Infatigable, le poète- voyageur n’eut de cesse connaître et de faire connaître les peuples et les civilisations rencontrées au cours de ses missions à travers l’Inde, l’Afrique noire ou l’Amérique latine, ce dont témoignent les publications de Les Peuples nus (1953), Terres indiennes (1955) ou Nubie, splendeur sauvée (1965). Il n’abandonne pas pour autant ses activités littéraires en publiant des romans (La Rencontre de Santa-Cruz, 1976 ; La Relevée des herbes, 1980 ; Histoires pour dire autre chose, 1980), des livres de poésie et des récits de voyages.

En 1957, alors âgé de quarante-quatre ans, Fouchet est victime d’un accident de voiture en Afrique. Il se rend en convalescence chez une amie, à Vézelay ; ville qu’il ne quitte pas et où il y achète une maison. Dans les années 1970, il fait partie du « comité de sélection » de la société de vente par correspondance Le Grand Livre du Mois. Lors de la sortie du livre L'archipel du Goulag, il s’oppose à l’auteur, notamment lors d’un numéro de l’émission Apostrophe : « Le cas Soljenitsyne appartient à deux domaines, celui de la littérature et celui de la politique. L’Occident loue son talent, avec raison, mais il sert aussi de machine de guerre contre l’URSS. » Durant sa carrière, il sera aussi journaliste à Libération, professeur d’histoire de l’art, homme de radio et archéologue.

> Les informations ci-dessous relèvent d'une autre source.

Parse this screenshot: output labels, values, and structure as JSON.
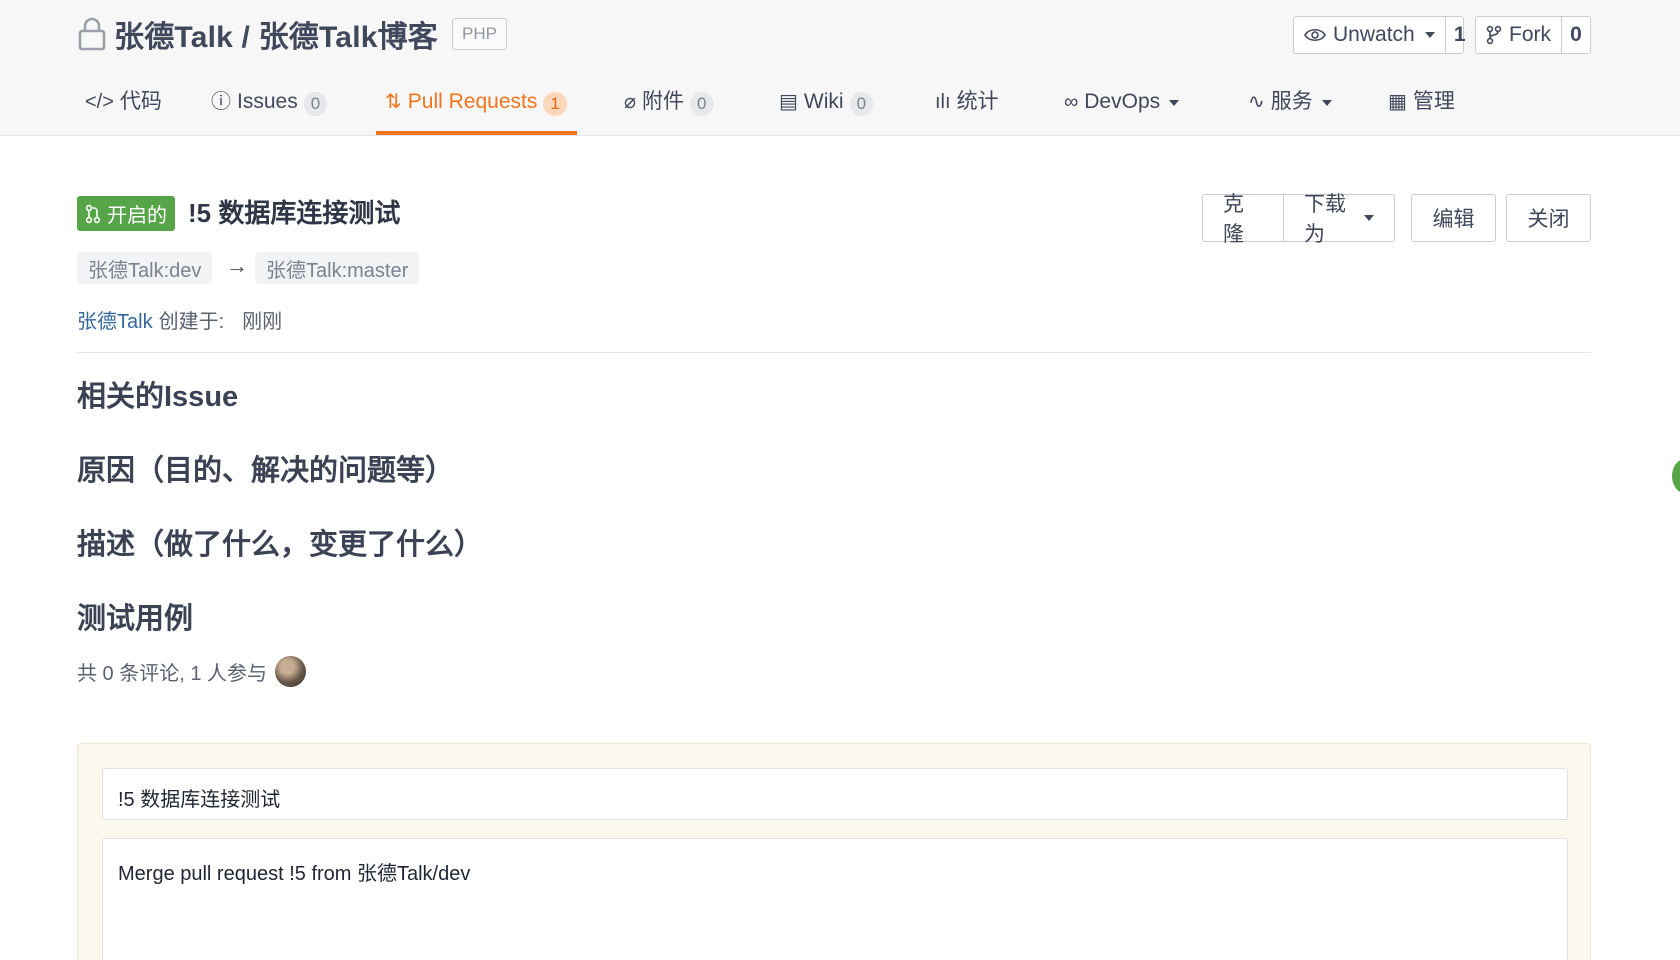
{
  "header": {
    "repo_name": "张德Talk / 张德Talk博客",
    "language": "PHP",
    "watch": {
      "label": "Unwatch",
      "count": "1"
    },
    "fork": {
      "label": "Fork",
      "count": "0"
    }
  },
  "tabs": [
    {
      "id": "code",
      "label": "代码",
      "icon": "code-icon",
      "badge": null
    },
    {
      "id": "issues",
      "label": "Issues",
      "icon": "issue-icon",
      "badge": "0"
    },
    {
      "id": "pulls",
      "label": "Pull Requests",
      "icon": "pull-request-icon",
      "badge": "1",
      "active": true
    },
    {
      "id": "attachments",
      "label": "附件",
      "icon": "paperclip-icon",
      "badge": "0"
    },
    {
      "id": "wiki",
      "label": "Wiki",
      "icon": "book-icon",
      "badge": "0"
    },
    {
      "id": "stats",
      "label": "统计",
      "icon": "bar-chart-icon",
      "badge": null
    },
    {
      "id": "devops",
      "label": "DevOps",
      "icon": "infinity-icon",
      "badge": null
    },
    {
      "id": "services",
      "label": "服务",
      "icon": "pulse-icon",
      "badge": null
    },
    {
      "id": "manage",
      "label": "管理",
      "icon": "document-icon",
      "badge": null
    }
  ],
  "pr": {
    "status": "开启的",
    "title": "!5 数据库连接测试",
    "source_branch": "张德Talk:dev",
    "target_branch": "张德Talk:master",
    "author": "张德Talk",
    "created_label": "创建于:",
    "created_time": "刚刚",
    "actions": {
      "clone": "克隆",
      "download": "下载为",
      "edit": "编辑",
      "close": "关闭"
    }
  },
  "sections": [
    "相关的Issue",
    "原因（目的、解决的问题等）",
    "描述（做了什么，变更了什么）",
    "测试用例"
  ],
  "comments_summary": "共 0 条评论, 1 人参与",
  "merge": {
    "title_value": "!5 数据库连接测试",
    "message_value": "Merge pull request !5 from 张德Talk/dev"
  },
  "colors": {
    "accent": "#f4741c",
    "status_open": "#56a549",
    "link": "#34679c"
  }
}
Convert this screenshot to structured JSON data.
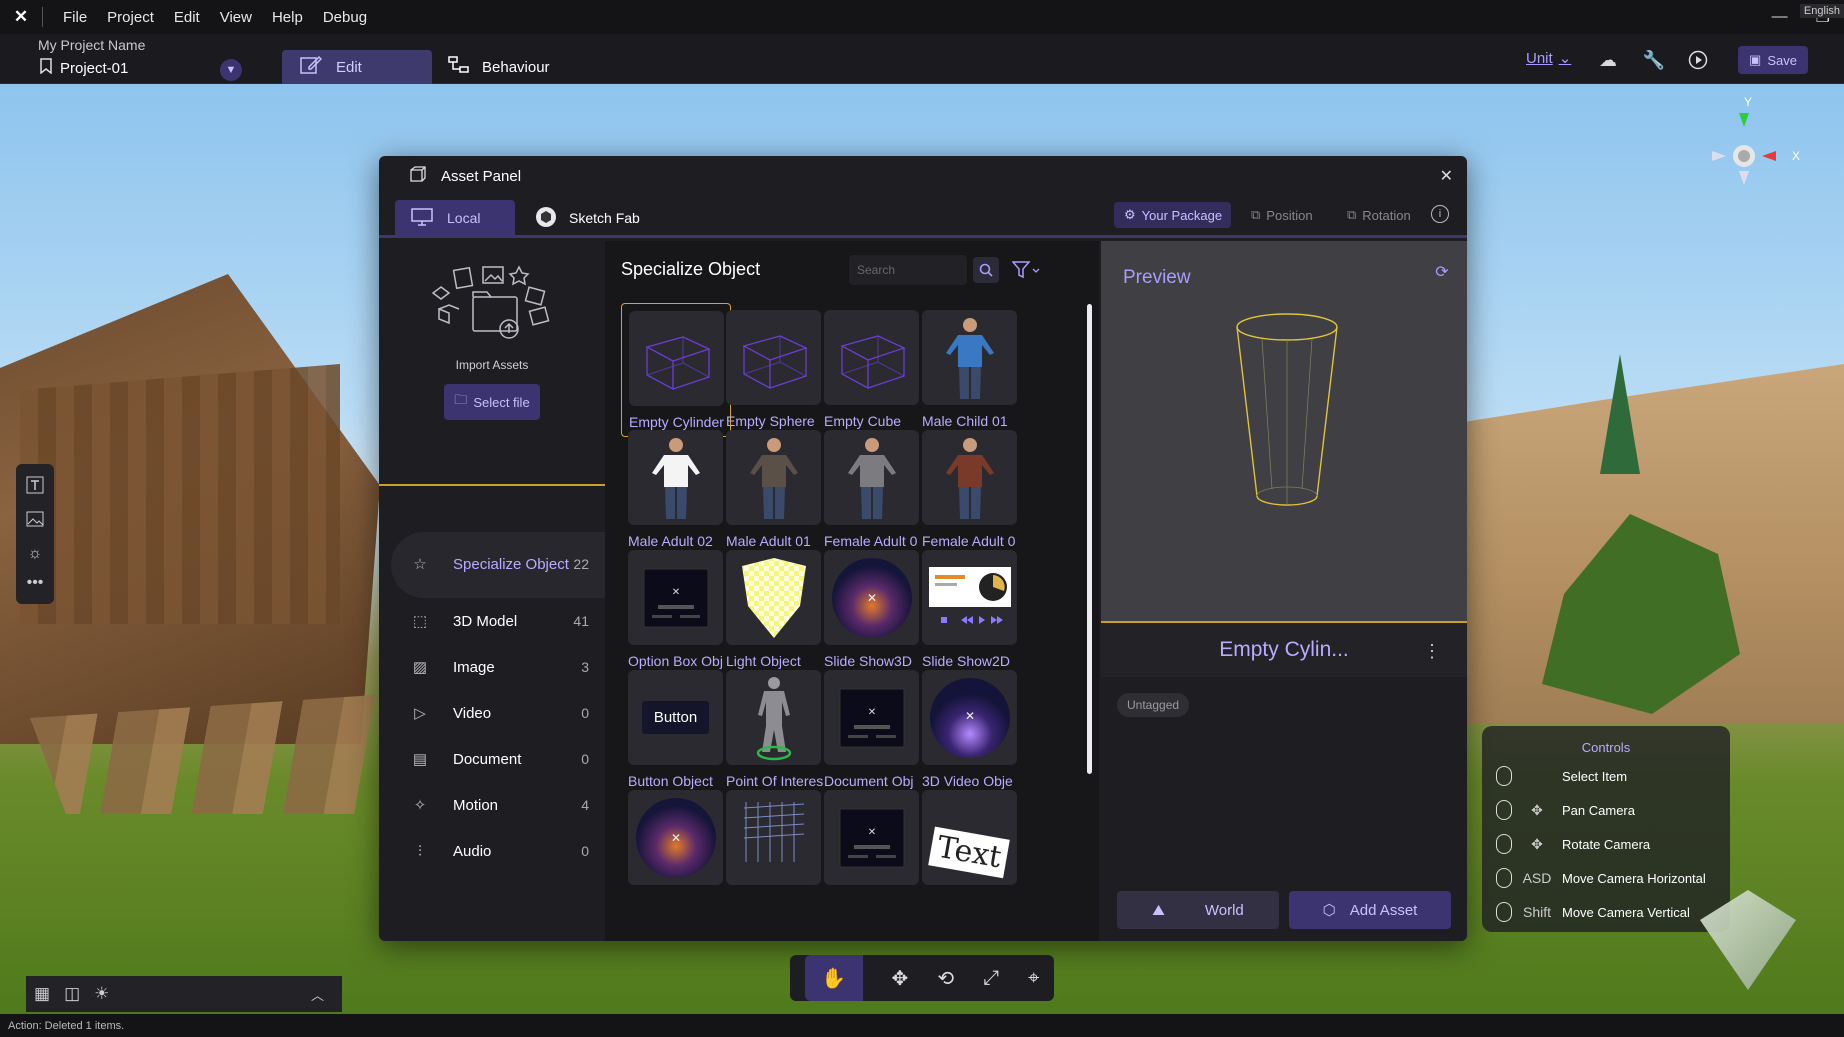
{
  "menubar": {
    "items": [
      "File",
      "Project",
      "Edit",
      "View",
      "Help",
      "Debug"
    ],
    "language": "English"
  },
  "project": {
    "name_label": "My Project Name",
    "current": "Project-01"
  },
  "toolbar": {
    "edit_tab": "Edit",
    "behaviour_tab": "Behaviour",
    "unit_label": "Unit",
    "save_label": "Save"
  },
  "gizmo": {
    "y": "Y",
    "x": "X"
  },
  "asset_panel": {
    "title": "Asset Panel",
    "tabs": {
      "local": "Local",
      "sketchfab": "Sketch Fab"
    },
    "your_package": "Your Package",
    "position": "Position",
    "rotation": "Rotation",
    "import_label": "Import Assets",
    "select_file": "Select file",
    "categories": [
      {
        "name": "Specialize Object",
        "count": "22",
        "icon": "star-icon"
      },
      {
        "name": "3D Model",
        "count": "41",
        "icon": "cube-icon"
      },
      {
        "name": "Image",
        "count": "3",
        "icon": "image-icon"
      },
      {
        "name": "Video",
        "count": "0",
        "icon": "play-icon"
      },
      {
        "name": "Document",
        "count": "0",
        "icon": "document-icon"
      },
      {
        "name": "Motion",
        "count": "4",
        "icon": "motion-icon"
      },
      {
        "name": "Audio",
        "count": "0",
        "icon": "audio-icon"
      }
    ],
    "grid_title": "Specialize Object",
    "search_placeholder": "Search",
    "items": [
      {
        "name": "Empty Cylinder",
        "kind": "box",
        "selected": true
      },
      {
        "name": "Empty Sphere",
        "kind": "box"
      },
      {
        "name": "Empty Cube",
        "kind": "box"
      },
      {
        "name": "Male Child 01",
        "kind": "person",
        "color": "#3a78c4"
      },
      {
        "name": "Male Adult 02",
        "kind": "person",
        "color": "#f4f4f4"
      },
      {
        "name": "Male Adult 01",
        "kind": "person",
        "color": "#5a5048"
      },
      {
        "name": "Female Adult 0",
        "kind": "person",
        "color": "#7c7c80"
      },
      {
        "name": "Female Adult 0",
        "kind": "person",
        "color": "#7a3a2a"
      },
      {
        "name": "Option Box Obj",
        "kind": "screen"
      },
      {
        "name": "Light Object",
        "kind": "light"
      },
      {
        "name": "Slide Show3D",
        "kind": "orb"
      },
      {
        "name": "Slide Show2D",
        "kind": "slide"
      },
      {
        "name": "Button Object",
        "kind": "button",
        "button_text": "Button"
      },
      {
        "name": "Point Of Interes",
        "kind": "statue"
      },
      {
        "name": "Document Obj",
        "kind": "screen"
      },
      {
        "name": "3D Video Obje",
        "kind": "orb2"
      },
      {
        "name": "",
        "kind": "orb"
      },
      {
        "name": "",
        "kind": "grid3d"
      },
      {
        "name": "",
        "kind": "screen"
      },
      {
        "name": "",
        "kind": "text3d",
        "button_text": "Text"
      }
    ],
    "preview": {
      "title": "Preview",
      "name": "Empty Cylin...",
      "tag": "Untagged",
      "world": "World",
      "add_asset": "Add Asset"
    }
  },
  "controls": {
    "title": "Controls",
    "items": [
      {
        "label": "Select Item",
        "key": ""
      },
      {
        "label": "Pan Camera",
        "key": "✥"
      },
      {
        "label": "Rotate Camera",
        "key": "✥"
      },
      {
        "label": "Move Camera Horizontal",
        "key": "ASD"
      },
      {
        "label": "Move Camera Vertical",
        "key": "Shift"
      }
    ]
  },
  "status": {
    "text": "Action: Deleted 1 items."
  },
  "colors": {
    "accent": "#3b3470",
    "accent_text": "#b7acff",
    "highlight": "#d9a330"
  }
}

Max Pol Fouchet décède à l’hôpital d’Avallon (Yonne), le 22 août 1980, des suites d’une congestion cérébrale. À sa demande, sur sa tombe au sont inscrits ces mots : « il aima la liberté. » Le poète de Saint-Vaast a rejoint dans le petit cimetière de Vézelay, l’une des figures tutélaires, ami, de l’histoire des Hommes sans Épaules, notre légende noire, malgré le bleu du ciel : Georges Bataille.  Nombreux furent nos amis liés à Max Pol Fouchet ou publiés dans Fontaine (Georges Emmanuel Clancier, Sarane Alexandrian, Jean Rousselot, Luc Decaunes…), sans oublier Jean Breton, qui publia dans sa revue Poésie 1, le fameux numéro de référence :  Les Poètes de la revue Fontaine. Max Pol Fouchet n’a pas été oublié et c’est heureux. Sa fille Marianne ainsi qu’une association entretiennent de feu sa mémoire et son œuvre. Et notre Adeline Baldacchino lui a consacré un magnifique livre en 2013.

Christophe DAUPHIN

(Revue Les Hommes sans Epaules).

 

Œuvres (poésie) : Simples sans vertu (Charlot, 1937). Vent profond (La Vie réelle, 1938), Les Limites de l’amour (Fontaine, 1942), Anthologie thématique de la poésie française (Club du Livre du mois, 1955 ; Seghers, 1958), Demeure le secret (Mercure de France, 1961. Rééd., Actes Sud, 1985 et 2008), Femme de nuit et d’aube (Georges Fall, 1966), Le Feu la flamme (Elmayan-Capell, 1975), Héraklès (A.B.C. D., 1978), Les Poètes de la revue Fontaine (Revue Poésie 1 n° 55 à 61, éd. Saint-Germain-des-Prés, 1979).

À consulter : Un jour, Je m’en souviens, Mémoire parlée (Mercure de France, 1968), Fontaines de mes jours, entretiens avec Albert Mermoud (Stock, 1979), Revue Poésie 1 n°55-61 (1978), Les poètes de la revue Fontaine (Les Hommes sans Epaules),  Jean Queval, Max-Pol Fouchet (Seghers, 1969), Jules Roy, Éloge de Max-Pol Fouchet (Actes Sud, 1980), Adeline Baldacchino, Max-Pol Fouchet, le feu la flamme, Une rencontre (Michalon, 2013).